What is the biggest hurdle for freshman AFROTC cadets academically? 

Good study habits. As a college student, you will be very busy and very tired. Learn how to manage your time so that you do not fall behind in your classes, practice good study habits, and do not wait until the end of the semester to ask for help from your professors or your school’s learning resources.


In addition to academic requirements, the Air Force ROTC program include physical training (PT) as well as professional development training (PDT). PT sessions are one hour, twice a week. The goal is to instill a culture of fitness and a healthy lifestyle among our Airmen so that they are prepared to deploy and fight. These training sessions are led by AS300 and AS400 cadets.

AFROTC has opportunities to attend PDT events over the summer and during the school year. PDTs for freshmen and sophomores allow cadets to learn more about the Air Force and be exposed to various career fields and operations. During the school year training may include incentive flights and base visits. PDTs for juniors and seniors allow cadets to broaden their leadership skills. They may include, but are not limited to planning and executing large-scale events, attending specialized training events, and summer internships.

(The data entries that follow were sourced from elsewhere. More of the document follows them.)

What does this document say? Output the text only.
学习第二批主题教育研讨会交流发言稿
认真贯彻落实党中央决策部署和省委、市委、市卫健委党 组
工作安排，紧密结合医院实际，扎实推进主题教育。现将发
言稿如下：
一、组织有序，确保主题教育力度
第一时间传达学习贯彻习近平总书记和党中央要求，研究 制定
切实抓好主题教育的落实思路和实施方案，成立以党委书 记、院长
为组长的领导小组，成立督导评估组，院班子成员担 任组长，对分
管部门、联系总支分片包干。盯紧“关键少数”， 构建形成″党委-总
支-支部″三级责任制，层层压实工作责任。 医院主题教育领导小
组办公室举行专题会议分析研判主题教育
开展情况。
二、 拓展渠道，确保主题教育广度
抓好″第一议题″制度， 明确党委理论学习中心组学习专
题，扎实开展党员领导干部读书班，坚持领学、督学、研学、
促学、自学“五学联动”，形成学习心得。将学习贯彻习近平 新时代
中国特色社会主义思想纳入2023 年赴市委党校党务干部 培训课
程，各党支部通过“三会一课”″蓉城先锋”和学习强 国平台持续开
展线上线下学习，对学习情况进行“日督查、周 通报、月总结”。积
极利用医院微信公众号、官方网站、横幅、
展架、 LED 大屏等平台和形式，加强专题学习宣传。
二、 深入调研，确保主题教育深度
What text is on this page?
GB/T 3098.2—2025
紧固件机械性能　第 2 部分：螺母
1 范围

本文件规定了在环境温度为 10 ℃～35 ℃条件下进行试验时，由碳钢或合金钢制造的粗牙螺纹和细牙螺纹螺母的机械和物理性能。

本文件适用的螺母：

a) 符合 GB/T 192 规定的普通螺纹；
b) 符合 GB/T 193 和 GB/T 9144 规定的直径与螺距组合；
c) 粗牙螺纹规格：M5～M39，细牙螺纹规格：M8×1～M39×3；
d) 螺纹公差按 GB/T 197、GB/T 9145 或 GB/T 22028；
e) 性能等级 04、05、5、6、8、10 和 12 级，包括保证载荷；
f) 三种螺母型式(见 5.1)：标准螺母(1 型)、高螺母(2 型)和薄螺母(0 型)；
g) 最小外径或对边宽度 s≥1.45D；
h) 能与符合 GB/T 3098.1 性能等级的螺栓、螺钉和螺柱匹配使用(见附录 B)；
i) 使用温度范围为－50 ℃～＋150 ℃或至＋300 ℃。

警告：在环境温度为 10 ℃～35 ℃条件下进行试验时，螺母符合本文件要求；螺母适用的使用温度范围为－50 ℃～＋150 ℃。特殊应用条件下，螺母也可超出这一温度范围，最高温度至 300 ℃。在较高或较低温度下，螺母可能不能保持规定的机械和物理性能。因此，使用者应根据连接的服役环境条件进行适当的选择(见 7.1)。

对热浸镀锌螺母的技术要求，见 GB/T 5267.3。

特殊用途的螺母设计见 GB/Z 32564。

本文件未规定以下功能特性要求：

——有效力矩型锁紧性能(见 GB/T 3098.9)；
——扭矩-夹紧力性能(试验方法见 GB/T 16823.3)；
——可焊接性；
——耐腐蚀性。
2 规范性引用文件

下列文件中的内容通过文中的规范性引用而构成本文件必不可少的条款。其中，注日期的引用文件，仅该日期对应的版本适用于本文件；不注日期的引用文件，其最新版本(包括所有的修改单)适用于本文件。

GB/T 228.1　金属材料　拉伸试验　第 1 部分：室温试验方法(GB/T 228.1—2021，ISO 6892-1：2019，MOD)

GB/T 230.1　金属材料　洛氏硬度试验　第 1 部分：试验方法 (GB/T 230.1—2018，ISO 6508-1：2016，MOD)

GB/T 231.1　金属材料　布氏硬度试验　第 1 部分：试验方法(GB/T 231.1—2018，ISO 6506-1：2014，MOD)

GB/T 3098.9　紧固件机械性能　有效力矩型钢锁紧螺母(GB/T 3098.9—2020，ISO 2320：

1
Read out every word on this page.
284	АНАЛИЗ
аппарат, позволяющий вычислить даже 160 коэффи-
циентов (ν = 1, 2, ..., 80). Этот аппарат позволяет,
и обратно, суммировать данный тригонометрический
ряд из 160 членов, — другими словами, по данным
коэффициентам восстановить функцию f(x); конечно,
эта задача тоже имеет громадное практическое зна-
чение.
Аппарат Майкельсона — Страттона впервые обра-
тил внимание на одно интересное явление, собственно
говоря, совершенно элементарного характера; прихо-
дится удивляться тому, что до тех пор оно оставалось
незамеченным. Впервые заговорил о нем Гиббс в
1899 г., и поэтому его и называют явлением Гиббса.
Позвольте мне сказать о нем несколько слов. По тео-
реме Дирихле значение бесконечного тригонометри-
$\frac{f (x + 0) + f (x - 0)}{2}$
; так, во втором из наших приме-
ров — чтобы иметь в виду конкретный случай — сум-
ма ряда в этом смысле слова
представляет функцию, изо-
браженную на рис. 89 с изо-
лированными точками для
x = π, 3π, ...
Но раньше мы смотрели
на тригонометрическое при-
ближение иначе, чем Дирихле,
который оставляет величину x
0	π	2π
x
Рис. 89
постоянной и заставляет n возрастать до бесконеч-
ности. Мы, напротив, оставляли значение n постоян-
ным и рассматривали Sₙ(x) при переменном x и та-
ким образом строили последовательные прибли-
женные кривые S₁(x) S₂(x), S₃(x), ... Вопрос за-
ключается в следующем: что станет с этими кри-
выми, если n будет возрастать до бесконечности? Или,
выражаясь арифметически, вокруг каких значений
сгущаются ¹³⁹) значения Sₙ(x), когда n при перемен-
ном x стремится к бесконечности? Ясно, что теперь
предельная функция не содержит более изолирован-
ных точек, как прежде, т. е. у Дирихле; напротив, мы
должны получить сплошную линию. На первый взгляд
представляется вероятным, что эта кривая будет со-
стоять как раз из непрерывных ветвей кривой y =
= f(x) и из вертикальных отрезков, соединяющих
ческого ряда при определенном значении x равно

Between sophomore (3rd Class) and junior (2nd Class) years, AFROTC cadets attend field training (FT) for two weeks at Maxwell Air Force Base (AFB) in Alambama. Successful completion of this training is required to officially enter the Professional Officers Course (POC) and to earn a commission in the U.S. Air Force or U.S. Space Force.


After successfully completing all Air Force ROTC and academic degree requirements, cadets accept a commission as Second Lieutenants in the Air Force or Space Force. The length of initial service commitment varies by career. Most officers have a four-year, active-duty service commitment. Pilots have a 10-year, active-duty service commitment, and both Combat System Officers and Air Battle Managers have a six-year service commitment upon completion of their respective training.

The Ceremony

Commissioning and pin-on ceremonies are milestone events seen at any college or university, and VMI is no exception. At the Institute, this moving and inspiring event may take place at the conclusion of the fall semester or at the most common time, during May graduation events.

During the commissioning ceremony, cadets hear from distinguished military leaders from the U.S. Air Force, U.S. Space Force, or other speaker, and take the Oath of the Commissioned Officer. Cadets then gather and with family and friends where they select individuals, many times ROTC faculty, to pin their Second Lieutenant's rank onto their uniforms.